Zugata raises $7 million to make annual performance reviews obsolete

                                   
Even before they began to graduate from college, millennials drove changes at work, from management and recruiting practices to the design of office interiors. But companies are still adapting and figuring out what matters most to this large demographic and employee base.

Now, a tech startup called Zugata has raised $7 million in Series A venture funding to replace the crusty old performance review with something more motivating to this group than a twice-a-year, managerial write-up.

Investors in Zugata’s new round included Canaan Partners, General Catalyst andRedpoint Ventures.

Founded in 2014, Palo Alto-based Zugata developed software as a service that automatically figures out who employees work with most, and then helps them gather feedback from each other, directly, without managers or HR departments eavesdropping.

Companies that use Zugata can set a policy so that employees may exchange feedback either anonymously, or with their names attached.

Zugata shows users a set of skills that a colleague should have mastered, based on their functional role.

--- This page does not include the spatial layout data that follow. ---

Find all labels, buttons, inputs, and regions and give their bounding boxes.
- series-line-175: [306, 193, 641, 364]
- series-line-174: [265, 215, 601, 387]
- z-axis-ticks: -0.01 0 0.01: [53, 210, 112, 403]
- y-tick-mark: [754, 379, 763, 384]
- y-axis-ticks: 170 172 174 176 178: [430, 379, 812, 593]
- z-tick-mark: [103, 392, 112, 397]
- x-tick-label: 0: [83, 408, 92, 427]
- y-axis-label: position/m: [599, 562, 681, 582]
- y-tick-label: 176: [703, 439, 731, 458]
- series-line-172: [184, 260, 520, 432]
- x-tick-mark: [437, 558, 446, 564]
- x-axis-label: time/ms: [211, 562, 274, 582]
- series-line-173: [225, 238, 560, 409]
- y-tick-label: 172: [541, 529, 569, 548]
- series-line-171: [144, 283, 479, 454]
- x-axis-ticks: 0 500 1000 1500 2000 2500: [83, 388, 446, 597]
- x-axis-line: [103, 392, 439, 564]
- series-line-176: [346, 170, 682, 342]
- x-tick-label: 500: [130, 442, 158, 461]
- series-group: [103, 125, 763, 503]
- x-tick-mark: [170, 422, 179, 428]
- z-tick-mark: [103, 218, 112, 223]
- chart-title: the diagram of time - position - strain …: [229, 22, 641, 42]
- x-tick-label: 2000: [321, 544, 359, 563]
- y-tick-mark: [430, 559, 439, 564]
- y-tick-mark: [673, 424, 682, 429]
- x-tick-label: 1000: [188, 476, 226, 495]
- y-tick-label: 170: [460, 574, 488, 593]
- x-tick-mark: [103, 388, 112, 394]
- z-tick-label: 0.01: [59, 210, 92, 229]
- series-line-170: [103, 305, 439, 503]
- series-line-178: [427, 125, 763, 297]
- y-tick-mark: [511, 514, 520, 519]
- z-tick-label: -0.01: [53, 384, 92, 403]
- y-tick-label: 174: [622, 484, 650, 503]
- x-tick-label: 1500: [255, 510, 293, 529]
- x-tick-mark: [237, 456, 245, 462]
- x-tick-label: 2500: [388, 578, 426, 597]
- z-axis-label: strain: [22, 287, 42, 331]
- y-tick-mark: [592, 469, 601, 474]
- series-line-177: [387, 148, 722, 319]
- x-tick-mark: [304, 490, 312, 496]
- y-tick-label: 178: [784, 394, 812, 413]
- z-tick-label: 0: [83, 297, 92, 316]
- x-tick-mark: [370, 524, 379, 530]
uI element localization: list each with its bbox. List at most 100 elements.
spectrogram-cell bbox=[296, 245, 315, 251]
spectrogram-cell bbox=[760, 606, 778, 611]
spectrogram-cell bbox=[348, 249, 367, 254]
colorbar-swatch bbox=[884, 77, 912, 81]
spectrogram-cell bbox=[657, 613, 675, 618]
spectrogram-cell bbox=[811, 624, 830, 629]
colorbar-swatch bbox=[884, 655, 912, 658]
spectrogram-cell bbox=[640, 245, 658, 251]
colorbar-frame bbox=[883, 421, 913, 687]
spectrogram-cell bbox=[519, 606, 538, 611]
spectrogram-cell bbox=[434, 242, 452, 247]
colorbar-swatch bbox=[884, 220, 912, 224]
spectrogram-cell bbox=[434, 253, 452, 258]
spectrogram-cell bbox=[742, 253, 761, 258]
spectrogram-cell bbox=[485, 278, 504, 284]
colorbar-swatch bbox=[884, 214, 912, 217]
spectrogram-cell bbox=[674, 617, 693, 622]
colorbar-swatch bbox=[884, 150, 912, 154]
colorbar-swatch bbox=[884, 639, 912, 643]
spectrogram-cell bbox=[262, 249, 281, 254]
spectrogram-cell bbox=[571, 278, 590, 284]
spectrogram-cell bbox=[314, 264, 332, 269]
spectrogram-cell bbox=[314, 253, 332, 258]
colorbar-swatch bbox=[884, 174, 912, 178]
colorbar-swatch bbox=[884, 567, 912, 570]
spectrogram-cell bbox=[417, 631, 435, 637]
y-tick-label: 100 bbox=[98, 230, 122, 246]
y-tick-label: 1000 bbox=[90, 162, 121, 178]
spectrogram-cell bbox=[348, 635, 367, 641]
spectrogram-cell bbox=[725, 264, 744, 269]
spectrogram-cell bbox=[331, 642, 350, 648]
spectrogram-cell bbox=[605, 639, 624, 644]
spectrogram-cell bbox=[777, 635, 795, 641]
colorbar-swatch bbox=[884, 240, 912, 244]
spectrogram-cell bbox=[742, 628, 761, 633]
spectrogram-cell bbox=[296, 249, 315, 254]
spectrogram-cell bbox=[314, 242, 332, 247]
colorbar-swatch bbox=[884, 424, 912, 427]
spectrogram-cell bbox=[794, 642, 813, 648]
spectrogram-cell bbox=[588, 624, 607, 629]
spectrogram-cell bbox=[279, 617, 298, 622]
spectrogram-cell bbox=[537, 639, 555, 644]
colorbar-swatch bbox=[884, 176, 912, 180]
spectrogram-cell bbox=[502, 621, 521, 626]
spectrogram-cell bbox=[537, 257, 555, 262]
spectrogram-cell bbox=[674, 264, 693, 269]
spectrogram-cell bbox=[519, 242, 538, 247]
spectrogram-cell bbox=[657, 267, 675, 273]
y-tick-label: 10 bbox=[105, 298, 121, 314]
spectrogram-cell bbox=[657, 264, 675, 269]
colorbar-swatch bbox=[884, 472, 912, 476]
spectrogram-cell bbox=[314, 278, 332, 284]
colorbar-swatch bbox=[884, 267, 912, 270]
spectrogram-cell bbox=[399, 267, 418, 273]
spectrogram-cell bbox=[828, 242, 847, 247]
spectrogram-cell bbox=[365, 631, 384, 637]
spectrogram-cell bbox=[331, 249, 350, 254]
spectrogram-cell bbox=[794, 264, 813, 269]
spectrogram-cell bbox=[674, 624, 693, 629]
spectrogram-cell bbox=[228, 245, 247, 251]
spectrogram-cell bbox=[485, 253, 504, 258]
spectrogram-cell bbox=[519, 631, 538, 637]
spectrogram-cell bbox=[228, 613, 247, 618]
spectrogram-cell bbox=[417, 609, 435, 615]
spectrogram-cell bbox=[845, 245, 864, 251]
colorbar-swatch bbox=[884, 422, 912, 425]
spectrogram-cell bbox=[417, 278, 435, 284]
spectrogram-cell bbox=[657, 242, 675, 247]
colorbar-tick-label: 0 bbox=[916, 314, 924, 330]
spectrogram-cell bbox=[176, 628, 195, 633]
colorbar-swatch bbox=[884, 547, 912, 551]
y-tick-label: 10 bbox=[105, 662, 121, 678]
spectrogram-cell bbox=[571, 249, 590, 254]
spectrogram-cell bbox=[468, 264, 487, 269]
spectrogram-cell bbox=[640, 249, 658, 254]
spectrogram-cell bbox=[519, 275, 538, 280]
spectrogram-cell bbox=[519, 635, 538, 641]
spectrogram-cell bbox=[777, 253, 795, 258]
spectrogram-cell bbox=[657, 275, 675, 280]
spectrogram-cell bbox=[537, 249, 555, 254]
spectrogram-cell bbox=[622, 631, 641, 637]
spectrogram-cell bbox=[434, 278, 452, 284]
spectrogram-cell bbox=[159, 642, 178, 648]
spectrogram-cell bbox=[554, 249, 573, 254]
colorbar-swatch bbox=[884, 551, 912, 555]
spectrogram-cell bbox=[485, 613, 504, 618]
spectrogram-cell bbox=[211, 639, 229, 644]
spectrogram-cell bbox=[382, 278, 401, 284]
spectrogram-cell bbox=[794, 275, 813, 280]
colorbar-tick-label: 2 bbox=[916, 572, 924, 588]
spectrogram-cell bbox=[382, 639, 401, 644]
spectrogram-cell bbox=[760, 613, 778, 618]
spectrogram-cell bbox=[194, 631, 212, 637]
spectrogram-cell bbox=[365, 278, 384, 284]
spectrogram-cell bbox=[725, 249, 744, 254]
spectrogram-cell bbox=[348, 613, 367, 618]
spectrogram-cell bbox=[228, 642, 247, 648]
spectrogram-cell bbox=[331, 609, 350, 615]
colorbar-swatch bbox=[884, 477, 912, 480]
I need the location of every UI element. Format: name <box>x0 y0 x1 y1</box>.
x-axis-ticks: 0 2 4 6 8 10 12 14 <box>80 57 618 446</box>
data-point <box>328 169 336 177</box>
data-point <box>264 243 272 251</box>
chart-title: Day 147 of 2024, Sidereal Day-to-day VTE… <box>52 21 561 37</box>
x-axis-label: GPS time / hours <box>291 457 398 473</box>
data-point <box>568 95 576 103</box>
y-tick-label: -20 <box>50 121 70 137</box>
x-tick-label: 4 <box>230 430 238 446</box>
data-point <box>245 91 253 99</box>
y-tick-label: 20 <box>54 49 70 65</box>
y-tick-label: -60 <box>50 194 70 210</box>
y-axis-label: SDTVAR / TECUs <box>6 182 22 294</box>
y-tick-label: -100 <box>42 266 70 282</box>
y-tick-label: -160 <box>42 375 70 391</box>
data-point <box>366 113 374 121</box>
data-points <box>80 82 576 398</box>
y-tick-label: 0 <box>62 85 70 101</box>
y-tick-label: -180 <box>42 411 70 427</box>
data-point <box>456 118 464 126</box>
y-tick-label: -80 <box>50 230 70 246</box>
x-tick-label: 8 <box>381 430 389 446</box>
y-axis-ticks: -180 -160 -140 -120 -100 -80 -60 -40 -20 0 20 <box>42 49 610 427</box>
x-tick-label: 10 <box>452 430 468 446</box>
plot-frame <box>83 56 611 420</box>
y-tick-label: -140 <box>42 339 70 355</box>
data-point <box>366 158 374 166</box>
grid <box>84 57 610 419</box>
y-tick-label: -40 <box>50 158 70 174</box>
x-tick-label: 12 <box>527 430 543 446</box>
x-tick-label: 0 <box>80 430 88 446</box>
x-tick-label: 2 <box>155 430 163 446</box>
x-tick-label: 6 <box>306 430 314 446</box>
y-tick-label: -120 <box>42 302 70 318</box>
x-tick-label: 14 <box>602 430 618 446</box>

For each skill, a user marks it as strength or not yet a strength.

The employer cannot access messages exchanged, not through their HR department, IT or any other division. If court orders (or some other situation) required messages between employees to be disclosed such requests would be handled by Zugata.

Zugata CEO and cofounder Srinivas Krishnamurti explained that providing employees with a private, but official, means of exchanging feedback decouples professional development and performance goal-setting from salary and promotion decisions.